The drizzle had broken into patches as they walked. As Drina scooped up the pale sand, Kate found herself standing in the smudge of shadow cast by the deadfall. She had never before noticed the way shadows gave things weight, made them look heavy and real and connected to the ground. Without hers…
She edged into the light.
Her shadow looked strange and thinned. It seemed not cast against the ground, but floating above it, like a fog. What Linay had said was true: No one would notice this, at first. It was just an uneasy little change, like the half-felt movement of a boat that slowly induces a great sickness.
“Got it!” Drina’s voice came from her elbow, suddenly. She scrambled up the bank toward the field, and Kate followed. At the meadow wall, Drina stopped. “If we go back now, we’ll have to pluck chickens.” She snuck Kate a sly, friendly look. “Let’s go see if Behjet needs help.”
“I asked him already,” said Plain Kate, then regretted it as Drina’s face fell.
Drina rubbed a bare foot against the other leg, smearing mud. “Well. Let’s go see the horses, anyway. Just for a moment.” She swung up onto the wall and walked along the loose, wobbly stones, easy and graceful. “Come on!” Plain Kate walked beside her, though Drina’s feet were level with Kate’s shoulders. Even if she could have walked the wall—and it looked like an acrobat’s trick—Kate would not have dared. It could attract attention.
The horses were picketed on the far side of the camp. There were about two dozen drays: big, powerful animals, the engines of farms and towns. Scattered among them were a handful of draft ponies, and some of the smaller, faster, feistier horses meant for riding.
Drina flipped off the wall, heels over head, landed neat-footed, and ran over to them. Kate came cautiously with her. Drina was stroking a cart horse’s pink, freckled nose. The horse was nearly white, but dappled with dun patches, like butter floating in buttermilk. “This is Cream,” said Drina. She stooped and pulled a handful of grass and held it out. The horse wrapped her tongue around Drina’s hand. “She’s mine.” Drina glanced sideways at Plain Kate, then twitched a smile and amended: “I mean, she’s my favorite. I helped her be born.” Cream worked her jaw and whickered. Drina leaned her cheek into the hollow between Cream’s huge collarbones. Her face looked like stained walnut against the horse’s coat of pale new pine.

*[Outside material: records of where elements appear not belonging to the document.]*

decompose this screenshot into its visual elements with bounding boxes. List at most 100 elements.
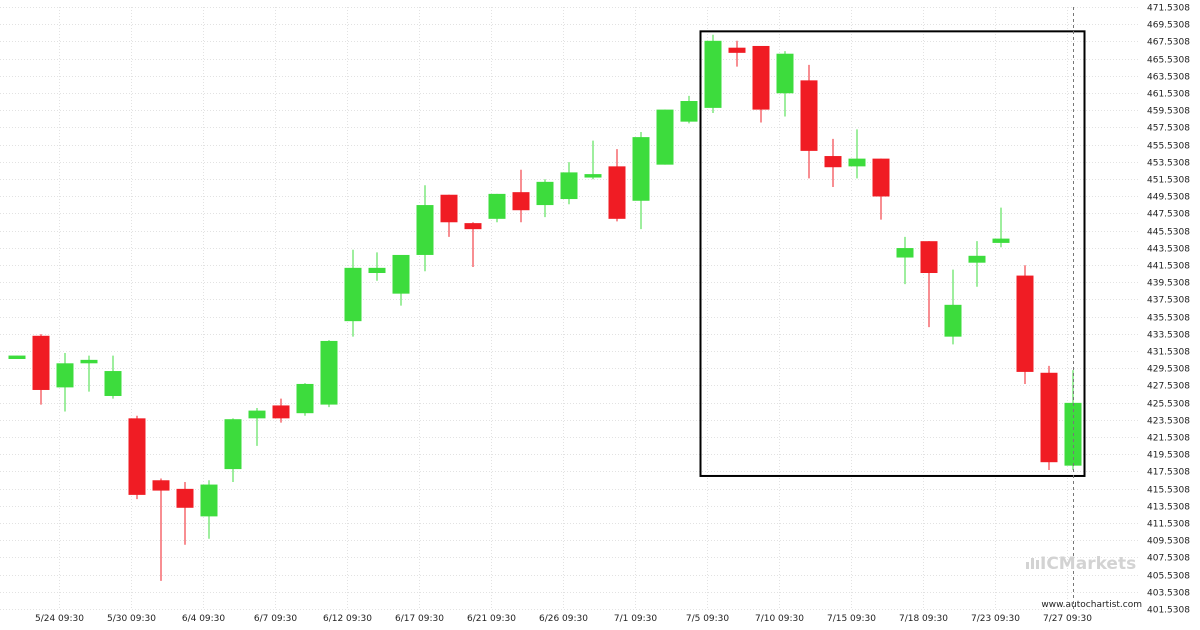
candle-body <box>224 419 242 470</box>
y-tick-label: 433.5308 <box>1147 331 1190 341</box>
y-tick-label: 439.5308 <box>1147 279 1190 289</box>
candle-up <box>416 185 434 272</box>
candle-body <box>728 47 746 53</box>
candle-up <box>368 252 386 281</box>
y-tick-label: 449.5308 <box>1147 193 1190 203</box>
candle-up <box>656 109 674 165</box>
candle-down <box>1016 265 1034 384</box>
watermark: ICMarkets www.autochartist.com <box>1026 554 1142 610</box>
candle-body <box>1016 275 1034 372</box>
y-tick-label: 431.5308 <box>1147 348 1190 358</box>
y-tick-label: 455.5308 <box>1147 142 1190 152</box>
y-axis: 401.5308 403.5308 405.5308 407.5308 409.5308… <box>1147 4 1190 616</box>
y-tick-label: 405.5308 <box>1147 572 1190 582</box>
x-tick-label: 6/7 09:30 <box>254 614 298 624</box>
candle-body <box>8 355 26 360</box>
candle-up <box>344 249 362 337</box>
candle-up <box>8 355 26 360</box>
candle-body <box>200 484 218 517</box>
candle-up <box>200 480 218 539</box>
y-tick-label: 403.5308 <box>1147 589 1190 599</box>
candle-body <box>320 340 338 405</box>
y-tick-label: 461.5308 <box>1147 90 1190 100</box>
candle-up <box>968 241 986 287</box>
candle-down <box>32 334 50 405</box>
candle-up <box>296 383 314 416</box>
x-tick-label: 6/4 09:30 <box>182 614 226 624</box>
candle-down <box>872 158 890 220</box>
candle-body <box>440 194 458 223</box>
y-tick-label: 437.5308 <box>1147 296 1190 306</box>
candle-up <box>560 162 578 205</box>
candle-down <box>752 45 770 123</box>
candle-down <box>1040 365 1058 470</box>
x-tick-label: 6/12 09:30 <box>323 614 372 624</box>
candle-body <box>992 238 1010 243</box>
candle-body <box>104 371 122 396</box>
candle-down <box>176 481 194 545</box>
candle-body <box>872 158 890 197</box>
y-tick-label: 443.5308 <box>1147 245 1190 255</box>
y-tick-label: 425.5308 <box>1147 400 1190 410</box>
candle-body <box>296 383 314 414</box>
candle-body <box>176 488 194 508</box>
watermark-site: www.autochartist.com <box>1041 600 1142 610</box>
candle-body <box>560 172 578 200</box>
grid-layer <box>0 7 1140 610</box>
x-tick-label: 7/10 09:30 <box>755 614 804 624</box>
candle-body <box>656 109 674 165</box>
y-tick-label: 465.5308 <box>1147 56 1190 66</box>
candle-body <box>512 192 530 211</box>
candle-down <box>128 415 146 500</box>
y-tick-label: 463.5308 <box>1147 73 1190 83</box>
candle-body <box>368 267 386 274</box>
watermark-bars-icon <box>1026 558 1039 569</box>
candle-body <box>944 304 962 337</box>
candle-up <box>104 355 122 399</box>
candle-up <box>896 236 914 285</box>
candle-body <box>632 137 650 201</box>
candle-body <box>248 410 266 419</box>
candle-up <box>584 140 602 180</box>
candle-body <box>464 223 482 230</box>
candle-body <box>608 166 626 219</box>
candle-up <box>680 95 698 124</box>
candle-body <box>152 480 170 491</box>
y-tick-label: 471.5308 <box>1147 4 1190 14</box>
x-tick-label: 7/15 09:30 <box>827 614 876 624</box>
candle-body <box>56 363 74 388</box>
candle-body <box>896 248 914 258</box>
overlay-layer <box>699 7 1086 609</box>
candle-down <box>800 64 818 179</box>
candle-body <box>272 405 290 419</box>
candle-body <box>1040 372 1058 463</box>
candle-body <box>32 335 50 390</box>
y-tick-label: 409.5308 <box>1147 537 1190 547</box>
candle-body <box>392 254 410 294</box>
y-tick-label: 451.5308 <box>1147 176 1190 186</box>
candle-layer <box>8 34 1082 581</box>
candle-up <box>848 129 866 179</box>
y-tick-label: 459.5308 <box>1147 107 1190 117</box>
y-tick-label: 407.5308 <box>1147 554 1190 564</box>
candle-body <box>968 255 986 263</box>
y-tick-label: 421.5308 <box>1147 434 1190 444</box>
candle-down <box>728 40 746 67</box>
y-tick-label: 441.5308 <box>1147 262 1190 272</box>
y-tick-label: 417.5308 <box>1147 468 1190 478</box>
candle-down <box>512 169 530 223</box>
candle-up <box>56 352 74 412</box>
candle-body <box>488 193 506 219</box>
x-tick-label: 7/27 09:30 <box>1043 614 1092 624</box>
candle-down <box>152 478 170 581</box>
candle-body <box>128 418 146 495</box>
y-tick-label: 427.5308 <box>1147 382 1190 392</box>
candle-down <box>608 149 626 222</box>
y-tick-label: 429.5308 <box>1147 365 1190 375</box>
candle-body <box>824 156 842 168</box>
candle-up <box>224 418 242 482</box>
x-tick-label: 6/17 09:30 <box>395 614 444 624</box>
x-axis: 5/24 09:30 5/30 09:30 6/4 09:30 6/7 09:30 6/… <box>35 614 1092 624</box>
x-tick-label: 5/30 09:30 <box>107 614 156 624</box>
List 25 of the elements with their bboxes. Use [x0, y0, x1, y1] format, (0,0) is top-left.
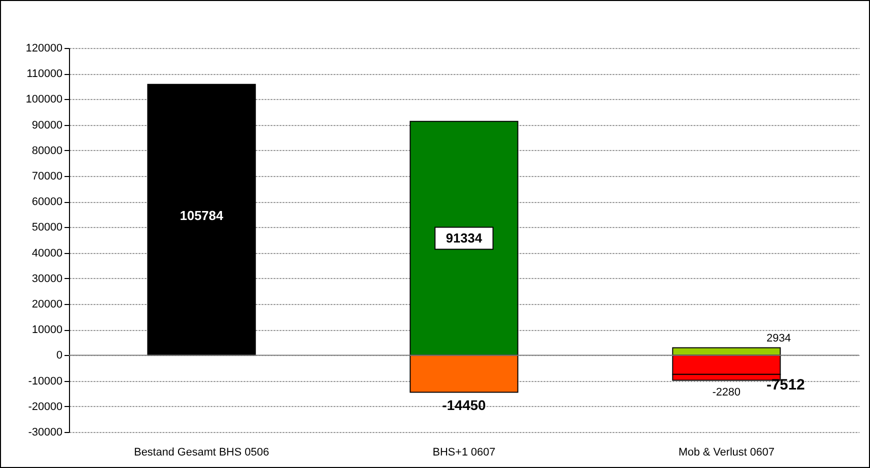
y-tick-label: 40000: [32, 247, 62, 260]
data-label: 2934: [766, 332, 791, 345]
data-label: 91334: [446, 230, 483, 246]
y-tick-label: -20000: [28, 400, 62, 413]
y-tick-label: 80000: [32, 144, 62, 157]
data-label: -14450: [442, 397, 486, 414]
data-label: -7512: [766, 376, 805, 394]
y-tick-label: 10000: [32, 324, 62, 336]
y-tick-label: 90000: [32, 119, 62, 132]
y-tick-label: 100000: [26, 94, 62, 106]
x-tick-label: BHS+1 0607: [432, 446, 496, 458]
y-tick-label: 110000: [26, 68, 62, 80]
x-tick-label: Mob & Verlust 0607: [678, 446, 774, 458]
y-tick-label: 60000: [32, 196, 62, 208]
y-tick-label: 120000: [26, 42, 62, 54]
y-tick-label: 30000: [32, 272, 62, 285]
y-tick-label: 70000: [32, 170, 62, 182]
y-tick-label: -10000: [28, 375, 62, 388]
y-tick-label: 20000: [32, 298, 62, 310]
x-tick-label: Bestand Gesamt BHS 0506: [134, 446, 270, 458]
data-label: -2280: [712, 386, 741, 398]
y-tick-label: 0: [56, 350, 62, 362]
data-label: 105784: [180, 208, 224, 223]
y-tick-label: 50000: [32, 222, 62, 234]
y-tick-label: -30000: [28, 426, 62, 438]
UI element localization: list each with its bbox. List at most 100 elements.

Drina looked at Plain Kate, eyes shining. “Do you want to ride her?”
Plain Kate looked up at the horse: way up. “I don’t know how.”
“I’ll teach you. It’s not hard, you just have to hold on.”
“I… Shouldn’t we get back?”
“We should.” Drina wrapped her arms up toward Cream’s shoulders and kissed her chin. The horse whuffled and lipped Drina’s hair. “But I’ll teach you to ride soon. You can’t go the Roamer way without riding.”
¶
There were a hundred things to tend to, a thousand things to do, in the breaking of a camp, and Plain Kate didn’t know how to do any of them.
She didn’t know how to unhook a cooking tripod and bind the three legs together into a single iron staff, or where to tuck the tripod under the cart. She didn’t know how to fold a wet rug so that it wouldn’t mold. She didn’t know how to oil horse tack or fix a harness.
There were eggs to gather and chickens to catch and stuff into wicker baskets, which were in turn piled into a rough iron cage. “A bear cage,” said Drina, her arms full of squawking feathers. “We had a dancing bear for the markets. She died.” Plain Kate didn’t know how to catch chickens.